The aluminum solid electrolytic capacitor which electrolytically polymerizes a conductive polymer on the top of a single plate-shaped aluminum film as described above is very thin with a thickness of 60 to 100 μm and can be easily deformed during each manufacturing process and assembly process. During the transfer molding process, the deformation caused by the press pressure and the damage inside the cavity where the internal device is located have a great influence on the leakage current characteristics and the final yield of the product.

However, the aluminum solid electrolytic capacitor of the present invention becomes a solid state when it is cured by leaving it in the air or applying a little heat after coating a material such as a two-component epoxy, Teflon, silicone rubber, etc. in liquid or gel form as described above. Alternatively, a material capable of acting as a protective layer or a protective film using a material having elastic force is used. These materials improve the surface protection and moisture resistance of aluminum foil from thermal stress due to transfer pressure or thermal expansion differences that can occur during temperature changes at high / low temperatures during molding operations, and materials such as silicon are present in the molding compound. There is an effect to block α-rays emitted from radioactive impurities such as ppb uranium.

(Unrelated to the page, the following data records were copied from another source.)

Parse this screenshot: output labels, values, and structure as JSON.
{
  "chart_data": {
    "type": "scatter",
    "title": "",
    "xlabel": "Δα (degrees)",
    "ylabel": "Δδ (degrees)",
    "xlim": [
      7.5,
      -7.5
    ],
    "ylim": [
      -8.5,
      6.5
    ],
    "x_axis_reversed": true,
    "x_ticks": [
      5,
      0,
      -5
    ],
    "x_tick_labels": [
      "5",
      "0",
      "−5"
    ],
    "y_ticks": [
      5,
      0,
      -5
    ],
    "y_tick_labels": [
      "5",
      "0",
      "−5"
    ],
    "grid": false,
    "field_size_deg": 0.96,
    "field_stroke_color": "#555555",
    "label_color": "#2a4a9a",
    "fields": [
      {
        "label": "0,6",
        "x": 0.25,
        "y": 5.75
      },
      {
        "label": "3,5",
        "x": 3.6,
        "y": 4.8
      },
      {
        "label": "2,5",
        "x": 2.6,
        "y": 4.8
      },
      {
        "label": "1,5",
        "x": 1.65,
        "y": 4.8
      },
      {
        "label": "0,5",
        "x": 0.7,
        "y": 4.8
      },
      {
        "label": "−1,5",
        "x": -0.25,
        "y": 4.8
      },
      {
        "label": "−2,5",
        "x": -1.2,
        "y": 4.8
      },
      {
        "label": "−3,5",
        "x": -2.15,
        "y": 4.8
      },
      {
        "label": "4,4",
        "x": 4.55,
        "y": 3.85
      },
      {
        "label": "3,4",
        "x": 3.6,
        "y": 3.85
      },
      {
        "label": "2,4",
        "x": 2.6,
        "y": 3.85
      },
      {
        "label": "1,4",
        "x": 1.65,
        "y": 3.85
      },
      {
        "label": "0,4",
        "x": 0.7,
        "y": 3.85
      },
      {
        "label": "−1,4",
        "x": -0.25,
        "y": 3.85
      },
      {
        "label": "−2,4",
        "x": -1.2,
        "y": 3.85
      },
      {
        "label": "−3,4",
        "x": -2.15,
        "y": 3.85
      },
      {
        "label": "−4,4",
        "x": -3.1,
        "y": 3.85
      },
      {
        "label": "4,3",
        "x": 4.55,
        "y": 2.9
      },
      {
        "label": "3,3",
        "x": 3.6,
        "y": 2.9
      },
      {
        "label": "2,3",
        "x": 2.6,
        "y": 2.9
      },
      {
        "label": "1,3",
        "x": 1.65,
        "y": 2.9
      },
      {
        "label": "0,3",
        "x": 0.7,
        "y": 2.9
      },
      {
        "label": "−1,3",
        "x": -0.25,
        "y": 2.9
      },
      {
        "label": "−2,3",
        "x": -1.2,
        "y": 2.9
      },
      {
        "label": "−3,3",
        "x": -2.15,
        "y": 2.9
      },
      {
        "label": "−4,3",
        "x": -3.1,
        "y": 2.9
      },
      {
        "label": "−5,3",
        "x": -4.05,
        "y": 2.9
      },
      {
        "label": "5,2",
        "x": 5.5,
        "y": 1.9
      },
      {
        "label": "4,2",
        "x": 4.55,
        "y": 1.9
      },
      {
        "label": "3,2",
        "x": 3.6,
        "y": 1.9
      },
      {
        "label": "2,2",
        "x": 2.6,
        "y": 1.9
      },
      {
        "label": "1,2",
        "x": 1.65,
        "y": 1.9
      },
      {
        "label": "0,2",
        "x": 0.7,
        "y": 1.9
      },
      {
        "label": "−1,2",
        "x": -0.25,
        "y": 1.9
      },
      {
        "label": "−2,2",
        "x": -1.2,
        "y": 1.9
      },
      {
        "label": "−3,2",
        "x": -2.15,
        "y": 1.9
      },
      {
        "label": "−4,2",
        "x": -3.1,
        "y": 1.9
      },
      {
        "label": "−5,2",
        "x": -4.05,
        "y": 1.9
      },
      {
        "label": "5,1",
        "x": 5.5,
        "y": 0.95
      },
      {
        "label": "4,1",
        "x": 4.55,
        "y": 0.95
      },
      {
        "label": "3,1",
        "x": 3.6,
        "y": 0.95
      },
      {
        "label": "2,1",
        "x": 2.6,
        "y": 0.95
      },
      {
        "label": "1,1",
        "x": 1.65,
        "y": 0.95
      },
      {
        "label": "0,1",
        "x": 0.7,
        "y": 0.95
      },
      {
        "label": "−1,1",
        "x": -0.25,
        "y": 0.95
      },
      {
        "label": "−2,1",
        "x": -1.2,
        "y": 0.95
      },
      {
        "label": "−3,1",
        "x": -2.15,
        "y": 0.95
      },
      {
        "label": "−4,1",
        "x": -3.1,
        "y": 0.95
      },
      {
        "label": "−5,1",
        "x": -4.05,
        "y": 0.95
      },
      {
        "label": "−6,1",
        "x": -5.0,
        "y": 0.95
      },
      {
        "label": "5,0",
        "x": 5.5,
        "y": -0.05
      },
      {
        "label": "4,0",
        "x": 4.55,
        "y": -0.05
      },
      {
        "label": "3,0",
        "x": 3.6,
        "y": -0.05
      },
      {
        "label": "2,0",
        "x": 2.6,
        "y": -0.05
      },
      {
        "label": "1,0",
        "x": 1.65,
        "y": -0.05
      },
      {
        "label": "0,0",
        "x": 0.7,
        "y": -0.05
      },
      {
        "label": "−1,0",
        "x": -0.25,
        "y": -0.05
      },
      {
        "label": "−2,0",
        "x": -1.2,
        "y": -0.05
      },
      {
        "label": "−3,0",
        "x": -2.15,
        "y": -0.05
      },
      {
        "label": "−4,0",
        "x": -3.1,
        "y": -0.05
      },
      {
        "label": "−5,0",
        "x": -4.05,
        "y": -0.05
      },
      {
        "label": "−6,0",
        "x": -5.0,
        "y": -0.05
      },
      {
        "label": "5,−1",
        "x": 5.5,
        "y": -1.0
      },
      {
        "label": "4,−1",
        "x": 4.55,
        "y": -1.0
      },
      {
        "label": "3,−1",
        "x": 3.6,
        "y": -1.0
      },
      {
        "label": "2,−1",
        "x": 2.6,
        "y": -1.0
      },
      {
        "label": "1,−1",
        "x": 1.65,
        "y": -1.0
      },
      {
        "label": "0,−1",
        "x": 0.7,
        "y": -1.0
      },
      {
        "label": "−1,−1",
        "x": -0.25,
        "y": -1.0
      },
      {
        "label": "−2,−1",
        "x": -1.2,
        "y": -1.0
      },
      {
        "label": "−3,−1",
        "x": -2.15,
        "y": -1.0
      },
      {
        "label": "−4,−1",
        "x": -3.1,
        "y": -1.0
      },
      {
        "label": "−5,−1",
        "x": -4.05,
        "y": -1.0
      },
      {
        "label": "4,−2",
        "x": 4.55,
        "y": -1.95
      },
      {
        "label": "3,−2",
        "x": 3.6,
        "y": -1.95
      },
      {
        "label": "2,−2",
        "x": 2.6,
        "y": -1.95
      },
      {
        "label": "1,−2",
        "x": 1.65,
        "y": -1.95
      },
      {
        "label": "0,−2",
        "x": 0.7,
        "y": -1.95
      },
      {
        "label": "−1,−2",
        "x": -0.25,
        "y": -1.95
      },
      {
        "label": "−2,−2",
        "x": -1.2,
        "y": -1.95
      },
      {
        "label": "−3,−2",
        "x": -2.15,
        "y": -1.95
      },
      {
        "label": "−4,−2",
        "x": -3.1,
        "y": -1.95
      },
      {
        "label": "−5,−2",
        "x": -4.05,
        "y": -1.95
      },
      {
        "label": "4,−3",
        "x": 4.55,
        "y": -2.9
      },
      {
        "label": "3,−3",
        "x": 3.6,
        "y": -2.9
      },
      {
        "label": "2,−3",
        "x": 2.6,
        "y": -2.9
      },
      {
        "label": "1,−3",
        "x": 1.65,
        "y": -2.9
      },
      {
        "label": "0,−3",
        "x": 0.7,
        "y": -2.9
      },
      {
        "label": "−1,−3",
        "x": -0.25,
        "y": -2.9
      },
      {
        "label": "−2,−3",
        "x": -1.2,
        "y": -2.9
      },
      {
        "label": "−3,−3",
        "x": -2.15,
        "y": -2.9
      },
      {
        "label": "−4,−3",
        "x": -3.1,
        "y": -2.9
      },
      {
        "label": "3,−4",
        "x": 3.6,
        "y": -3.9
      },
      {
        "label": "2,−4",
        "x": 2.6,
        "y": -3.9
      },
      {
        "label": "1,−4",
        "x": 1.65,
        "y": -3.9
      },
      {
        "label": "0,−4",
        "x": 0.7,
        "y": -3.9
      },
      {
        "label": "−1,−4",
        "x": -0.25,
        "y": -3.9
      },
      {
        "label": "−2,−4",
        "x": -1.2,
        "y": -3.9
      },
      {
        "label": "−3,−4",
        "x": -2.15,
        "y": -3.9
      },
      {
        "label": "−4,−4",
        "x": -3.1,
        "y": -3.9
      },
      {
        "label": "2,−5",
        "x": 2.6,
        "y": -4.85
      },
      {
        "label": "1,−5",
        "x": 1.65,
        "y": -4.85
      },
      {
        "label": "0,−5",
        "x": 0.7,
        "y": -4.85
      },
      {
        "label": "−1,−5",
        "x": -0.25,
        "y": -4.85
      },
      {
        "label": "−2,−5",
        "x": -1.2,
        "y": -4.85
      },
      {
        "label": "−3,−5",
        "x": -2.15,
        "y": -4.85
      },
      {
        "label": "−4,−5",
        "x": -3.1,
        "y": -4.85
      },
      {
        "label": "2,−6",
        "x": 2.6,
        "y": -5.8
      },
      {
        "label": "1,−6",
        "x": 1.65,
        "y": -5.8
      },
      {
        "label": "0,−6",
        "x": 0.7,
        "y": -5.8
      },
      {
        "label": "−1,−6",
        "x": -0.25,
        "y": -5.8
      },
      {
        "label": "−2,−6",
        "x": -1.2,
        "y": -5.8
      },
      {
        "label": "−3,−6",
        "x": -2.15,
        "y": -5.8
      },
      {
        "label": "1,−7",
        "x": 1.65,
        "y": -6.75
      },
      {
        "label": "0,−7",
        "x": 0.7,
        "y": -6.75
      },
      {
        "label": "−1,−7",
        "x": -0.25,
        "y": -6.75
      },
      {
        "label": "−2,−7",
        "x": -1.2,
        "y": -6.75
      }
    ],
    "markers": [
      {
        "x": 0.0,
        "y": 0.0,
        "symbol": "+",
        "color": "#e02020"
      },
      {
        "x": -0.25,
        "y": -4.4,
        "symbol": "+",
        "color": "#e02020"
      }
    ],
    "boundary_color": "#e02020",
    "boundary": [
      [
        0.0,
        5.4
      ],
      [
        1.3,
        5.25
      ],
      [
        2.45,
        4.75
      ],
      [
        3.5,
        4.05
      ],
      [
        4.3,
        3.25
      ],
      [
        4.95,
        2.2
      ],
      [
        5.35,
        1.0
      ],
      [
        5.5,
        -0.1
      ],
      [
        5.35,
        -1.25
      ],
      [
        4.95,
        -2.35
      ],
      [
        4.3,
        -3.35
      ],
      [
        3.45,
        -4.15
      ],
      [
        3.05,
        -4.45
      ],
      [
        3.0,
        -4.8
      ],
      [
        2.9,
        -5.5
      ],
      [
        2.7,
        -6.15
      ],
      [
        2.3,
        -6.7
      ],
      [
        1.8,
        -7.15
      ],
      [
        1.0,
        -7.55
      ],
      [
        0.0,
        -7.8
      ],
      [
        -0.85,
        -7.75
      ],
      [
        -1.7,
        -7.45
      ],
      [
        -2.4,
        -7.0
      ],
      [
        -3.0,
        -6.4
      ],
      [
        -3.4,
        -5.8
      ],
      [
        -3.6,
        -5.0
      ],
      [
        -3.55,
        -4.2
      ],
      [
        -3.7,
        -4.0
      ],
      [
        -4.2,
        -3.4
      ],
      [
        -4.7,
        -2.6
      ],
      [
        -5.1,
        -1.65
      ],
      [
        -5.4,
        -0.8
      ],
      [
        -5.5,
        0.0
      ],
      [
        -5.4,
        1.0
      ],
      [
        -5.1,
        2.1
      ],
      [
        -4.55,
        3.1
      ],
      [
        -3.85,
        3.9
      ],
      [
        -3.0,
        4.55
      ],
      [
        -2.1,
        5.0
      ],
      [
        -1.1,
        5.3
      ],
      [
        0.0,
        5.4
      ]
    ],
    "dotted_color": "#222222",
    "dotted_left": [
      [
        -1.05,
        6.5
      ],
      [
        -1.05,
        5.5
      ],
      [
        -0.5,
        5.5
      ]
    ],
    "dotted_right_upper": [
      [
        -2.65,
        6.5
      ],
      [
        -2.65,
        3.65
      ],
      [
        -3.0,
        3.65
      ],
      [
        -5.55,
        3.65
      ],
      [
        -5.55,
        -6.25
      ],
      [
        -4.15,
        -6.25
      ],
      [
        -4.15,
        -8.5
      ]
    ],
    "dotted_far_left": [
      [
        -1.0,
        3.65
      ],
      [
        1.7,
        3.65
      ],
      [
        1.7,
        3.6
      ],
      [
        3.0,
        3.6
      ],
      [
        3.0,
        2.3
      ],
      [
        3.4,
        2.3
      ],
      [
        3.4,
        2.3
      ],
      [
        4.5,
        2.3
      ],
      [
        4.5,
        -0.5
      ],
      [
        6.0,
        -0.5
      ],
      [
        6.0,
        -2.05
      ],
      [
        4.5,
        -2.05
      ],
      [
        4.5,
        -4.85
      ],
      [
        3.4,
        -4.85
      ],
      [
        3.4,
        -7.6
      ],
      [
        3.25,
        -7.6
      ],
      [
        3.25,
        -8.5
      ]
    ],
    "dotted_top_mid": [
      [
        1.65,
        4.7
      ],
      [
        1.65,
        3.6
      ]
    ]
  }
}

In addition, the protective material coated on the whole or a certain part of the aluminum foil is an electrical resistor having a very high volume resistivity (10 ¹³ to 10 ¹⁶ Pa · cm) and a low dielectric constant (4 or less). It does not affect the electrical properties.

Claims (3)

Forming an oxide film on the anode layer aluminum foil; Manufacturing an aluminum solid electrolytic capacitor device sequentially forming a conductive polymer layer and a carbon layer silver layer so as to surround the aluminum foil having the oxide film formed thereon; Electrically contacting the condenser element with a lead frame using welding and a conductive adhesive; In the method of manufacturing a chip-type aluminum solid electrolytic capacitor in which the device in which the lead frame is in electrical contact is made into a chip shape by a transfer molding method using an EMC material, And forming a protective layer having hardness, elasticity, and electrical resistance in all or a part of the device in which the lead frame is electrically contacted in the previous step of performing the transfer molding. Method of manufacturing the denser. The method of claim 1, The material used as the protective layer is a method of manufacturing a chip-type aluminum solid electrolytic capacitor, characterized in that using a two-component epoxy, Teflon or silicone rubber in the form of a liquid or gel. The method according to claim 1 or 2, The protective layer is a method of manufacturing a chip-type aluminum solid electrolytic capacitor, characterized in that formed using dipping, dropping or syringe.